13

216 29 25
                                    

Bir hafta yoongi ile konuşmadık, jin bizi pazara gönderdiğinde meyve sebze aldık, kasapta durduğumda ellerinde poşetler ile geride duruyordu.

Adam bana baktı ve güldü.

"Ne alırsın, dana geyik, keçi?"

"Geyik eti, dört kilo"

Kafasını salladığında seslendim.

"Bir de"

Bana döndüğünde yutkundum.

"Geyiğin kanını alabilir miyim?"

"Geyik kanı mı? Neden alıcaksın ki?"

"Vampir arkadaşlar edindik de, onlar için, kan var mı?"
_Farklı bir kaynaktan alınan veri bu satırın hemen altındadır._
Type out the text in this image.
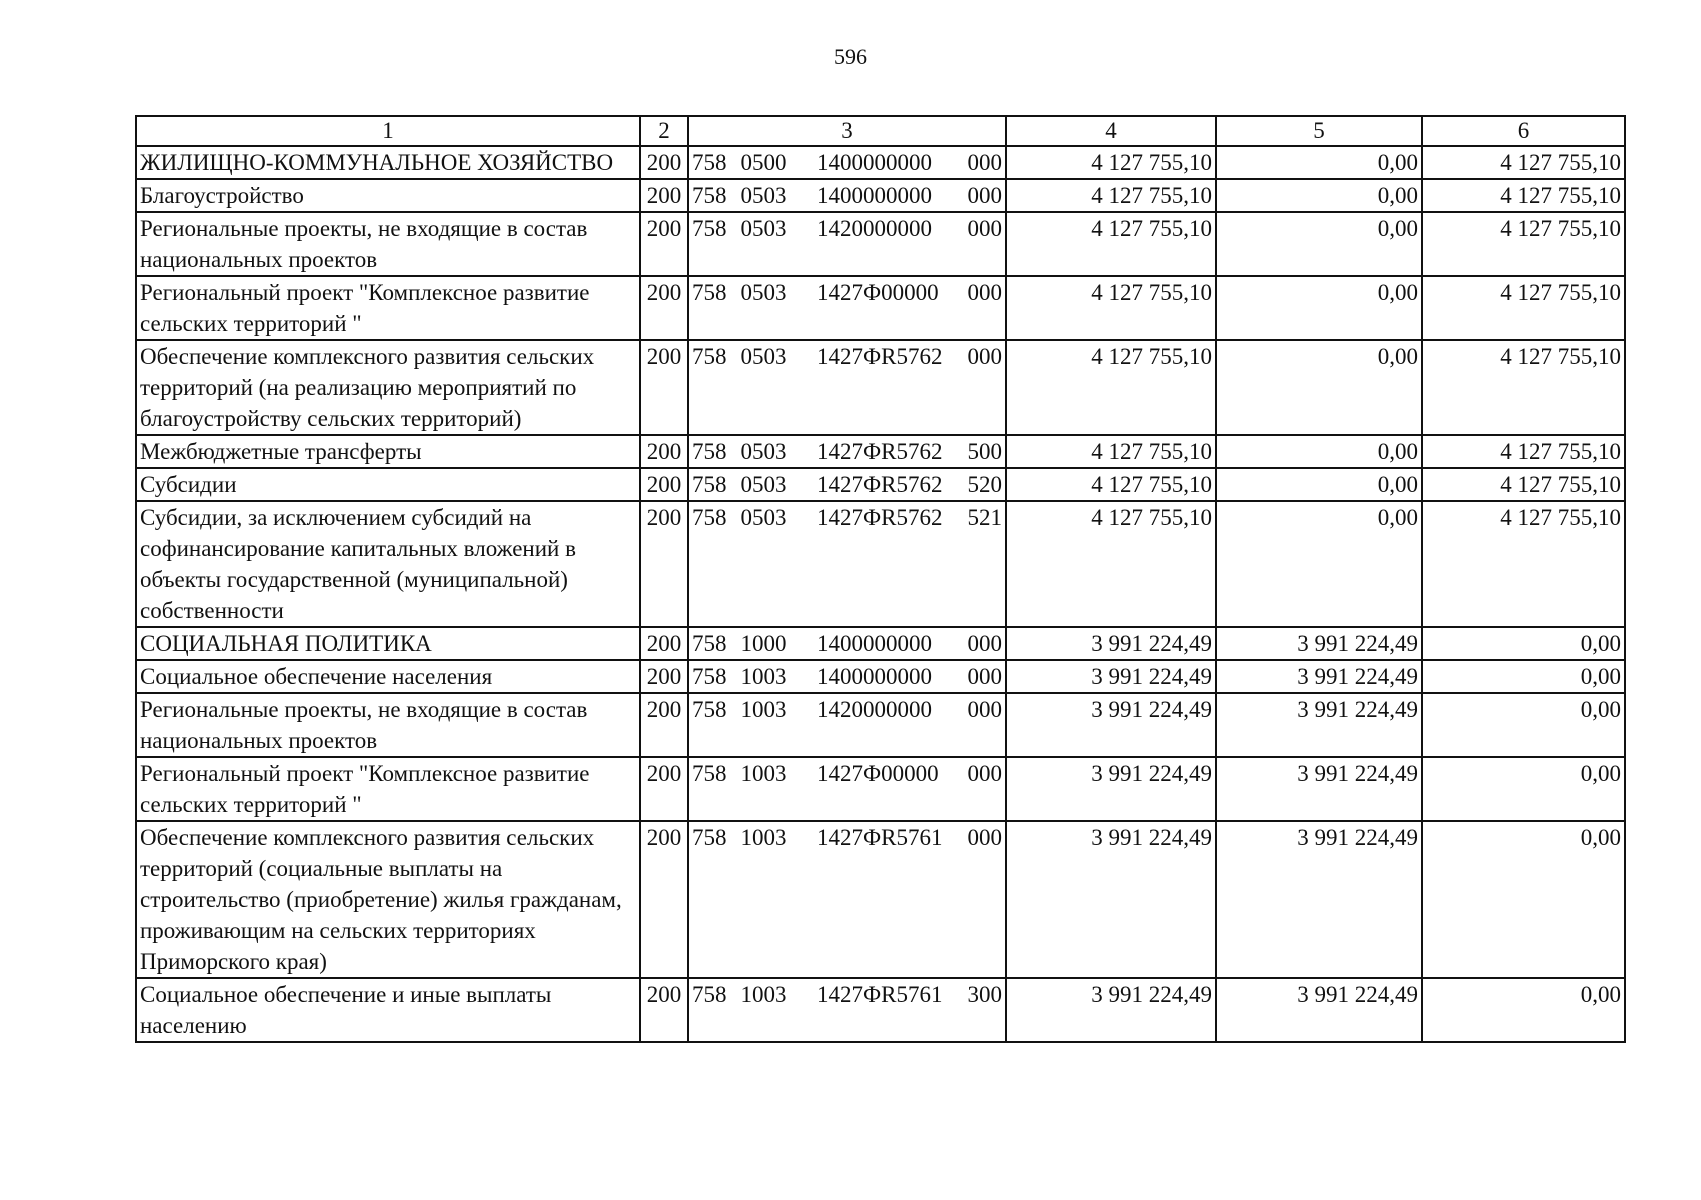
596
1	2	3	4	5	6
ЖИЛИЩНО-КОММУНАЛЬНОЕ ХОЗЯЙСТВО	200	758 0500 1400000000 000	4 127 755,10	0,00	4 127 755,10
Благоустройство	200	758 0503 1400000000 000	4 127 755,10	0,00	4 127 755,10
Региональные проекты, не входящие в состав национальных проектов	200	758 0503 1420000000 000	4 127 755,10	0,00	4 127 755,10
Региональный проект "Комплексное развитие сельских территорий "	200	758 0503 1427Ф00000 000	4 127 755,10	0,00	4 127 755,10
Обеспечение комплексного развития сельских территорий (на реализацию мероприятий по благоустройству сельских территорий)	200	758 0503 1427ФR5762 000	4 127 755,10	0,00	4 127 755,10
Межбюджетные трансферты	200	758 0503 1427ФR5762 500	4 127 755,10	0,00	4 127 755,10
Субсидии	200	758 0503 1427ФR5762 520	4 127 755,10	0,00	4 127 755,10
Субсидии, за исключением субсидий на софинансирование капитальных вложений в объекты государственной (муниципальной) собственности	200	758 0503 1427ФR5762 521	4 127 755,10	0,00	4 127 755,10
СОЦИАЛЬНАЯ ПОЛИТИКА	200	758 1000 1400000000 000	3 991 224,49	3 991 224,49	0,00
Социальное обеспечение населения	200	758 1003 1400000000 000	3 991 224,49	3 991 224,49	0,00
Региональные проекты, не входящие в состав национальных проектов	200	758 1003 1420000000 000	3 991 224,49	3 991 224,49	0,00
Региональный проект "Комплексное развитие сельских территорий "	200	758 1003 1427Ф00000 000	3 991 224,49	3 991 224,49	0,00
Обеспечение комплексного развития сельских территорий (социальные выплаты на строительство (приобретение) жилья гражданам, проживающим на сельских территориях Приморского края)	200	758 1003 1427ФR5761 000	3 991 224,49	3 991 224,49	0,00
Социальное обеспечение и иные выплаты населению	200	758 1003 1427ФR5761 300	3 991 224,49	3 991 224,49	0,00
"Yeni geyik kesilecekti, on dakika bekle"

"Teşekkür ederim"

Gülerek arkaya gittiğinde yoongi'ye döndüm, beyaz teni ve siyah saçları ile oldukça dikkat çekiyordu, bana döndüğünde sırıttım.

Yanıma gelerek durdu.

"Neden bekliyoruz?"

"Bekle on dakika, ölmezsin"

Sinir ile nefes verdiğinde kollarımı boynuna sardım.

"Neden sinirleniyorsun?"

"Çek kollarını"

"Ne? Benden mi etkileniyorsun?"

Kolunu belime sarıp beni kendine çekerek güldü.

"Seni düzerim ve insanlar umurumda olmaz"

"Sapıksın"

Geri çekilerek kollarımı göğüsümde bağlayıp kafamı çevirdim, çenemi tutarak ona bakmamı sağladı ve sırıttı.

"Gözlerin yine yalan mı söylüyor?  Bedenin de bunu tastikliyor galiba"

"Bana yalancı diyemezsin"

"Ama yalancısın"

"Siktir git"

Elini iterek cama gittiğimde adam büyük cam şişede kanı ve poşette eti uzattı.

"35000 won"

Parayı çıkartarak uzattım, şişe ve poşeti aldım.

"Kolay gelsin"

"Sağolun"

Eve doğru yürürken şişeye baktı.

"Bunun için mi bekledik, sinirimi bu yüzden mi bozdun"

Şişeyi sinir ile yere attım ve ilerledim, şaşkınca kaldığında takmadım, ben söylemiş olabilirdim ama her defasında bana yalancı demesinden bıkmıştım.

Eve gelerek içeri girdim, eti mutfağa koyarak odama gittim, üstümü değiştirip yatağa uzandım ve tabletimi açarak oyun oynamaya başladım, sinirden delirecektim.

Taehyung bağırdığında takmadım.

"Kan almadınız mı? Hoseok,yoongi"

Yoongi konuşunca tableti bırakıp örtüyü kafama çektim ve gözlerimi kapattım.

"Aldı ama sonra şişeyi yere attı, delirdi iyice"

Uyumaya başladım, sinirden titriyordum artık.

///

Sarsılma ile uyandığımda jimin güldü.

"Yemek hazır"

"Yemiycem"

Örtüyü üstüme çekerek uyuklamaya devam ettiğimde gitti, o pisliğin oturduğu sofraya oturmayacaktım.

Kapı sertçe açıldı ve jin cırladı.

"Kalk çabuk yemeğe"

Yanıma geldiğinde ona baktım.

"Jin.. Uyuyacağım, aç değilim"

"Ne oldu güzelime benim"

Elini saçlarıma koyduğunda gözlerimi kapattım ve sessiz kaldım, saçlarımı öperek gittiğinde gözlerim kapalı kaldı ama uykum yoktu, bende öylece kaldım.